Green chile mixes in and tops most of Sparky’s menu items, including green chile lemonade and a green chile chocolate shake that rocker Ozzy Osbourne famously drank on his TV show "Ozzy and Jack’s World Detour." The restaurant also serves barbecue, and even that sauce features chile grown within six miles of the restaurant.
"Green chile comes automatic on everything unless people ask for it without," Nunn says.
Diced green chile tops the chocolate shake at Sparky's — Photo courtesy of Josie Nunn
As many as 600 diners per day will stop in Sparky’s, but they don’t just line up for green-chile laden meals. They’re also drawn there for the vintage collectibles bedecking the 175-seat burger joint inside and out. As they wait in line (usually it’s out the building), people snap photos with the stable of giant statuettes.
A long-time antiques collector, Nunn has appeared twice on cable TV hit "American Pickers." He’s grown his collection of Muffler Men and other roadside giants since he first discovered he could purchase them on eBay. Now the twenty-strong gaggle includes a full family of A&W Restaurant figures, a giant hot dog, a Yogi Bear, a green alien, a 30-foot-tall Uncle Sam, and Sparky, the restaurant’s namesake robot, to name a few.
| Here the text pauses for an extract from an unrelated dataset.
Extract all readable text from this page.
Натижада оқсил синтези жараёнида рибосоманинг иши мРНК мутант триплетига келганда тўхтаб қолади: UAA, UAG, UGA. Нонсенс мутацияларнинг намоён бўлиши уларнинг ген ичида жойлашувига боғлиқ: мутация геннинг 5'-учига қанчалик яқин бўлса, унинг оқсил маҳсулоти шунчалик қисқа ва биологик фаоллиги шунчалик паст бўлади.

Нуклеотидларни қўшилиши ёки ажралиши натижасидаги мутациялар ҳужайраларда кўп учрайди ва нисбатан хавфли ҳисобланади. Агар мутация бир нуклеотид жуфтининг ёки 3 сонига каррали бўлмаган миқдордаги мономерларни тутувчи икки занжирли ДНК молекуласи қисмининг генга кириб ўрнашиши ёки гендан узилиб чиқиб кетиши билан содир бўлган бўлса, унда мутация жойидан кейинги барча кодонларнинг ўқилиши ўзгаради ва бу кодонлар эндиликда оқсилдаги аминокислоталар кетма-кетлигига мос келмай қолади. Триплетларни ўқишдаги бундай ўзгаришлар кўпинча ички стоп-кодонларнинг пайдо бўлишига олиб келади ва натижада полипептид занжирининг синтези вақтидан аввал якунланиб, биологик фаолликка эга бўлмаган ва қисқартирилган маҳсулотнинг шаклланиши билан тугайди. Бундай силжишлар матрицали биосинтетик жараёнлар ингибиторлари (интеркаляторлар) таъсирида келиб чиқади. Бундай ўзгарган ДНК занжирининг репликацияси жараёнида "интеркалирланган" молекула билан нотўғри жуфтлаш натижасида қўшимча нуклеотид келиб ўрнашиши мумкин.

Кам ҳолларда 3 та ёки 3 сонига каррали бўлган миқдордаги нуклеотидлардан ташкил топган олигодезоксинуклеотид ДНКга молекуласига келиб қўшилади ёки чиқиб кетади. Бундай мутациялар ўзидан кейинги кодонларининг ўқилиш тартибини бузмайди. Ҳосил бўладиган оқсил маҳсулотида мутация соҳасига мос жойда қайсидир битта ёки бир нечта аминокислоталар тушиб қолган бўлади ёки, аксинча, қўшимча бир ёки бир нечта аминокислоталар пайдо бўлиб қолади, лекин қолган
A cast of giant characters lines up across the street from Sparky's calling attention to the burger joint — Photo courtesy of Josie Nunn
Inside, the restaurant's wall-to-wall decorations capture the heyday of American roadside culture with gas station signs, grills from classic cars and Coca-Cola bottle dispensers. The most recent addition is a sign from the Cozy Motel, in Springer, New Mexico, which is newly glowing neon after Nunn refurbished it. A taxidermy moose head wearing a Stetson presides over the collection.
"I love places that have comfort food and have memorabilia," Nunn says. "We just took it to the next level. I love to see people enjoy it. They walk through with their phones taking pictures with their mouths open."
The collection – and the promise of selfies – draws people off the road, just as it did when these commercial antiques were newly minted. "The only reason Hatch exists is because it’s a bypass. People cut the corner between Tucson and Albuquerque. Our giants get tourists to slow down just like they did the 20s, 30s, and 40s. They stop, and get a cup of coffee and a shake," Nunn says.
These days at Sparky’s, however, it’s a green chile shake.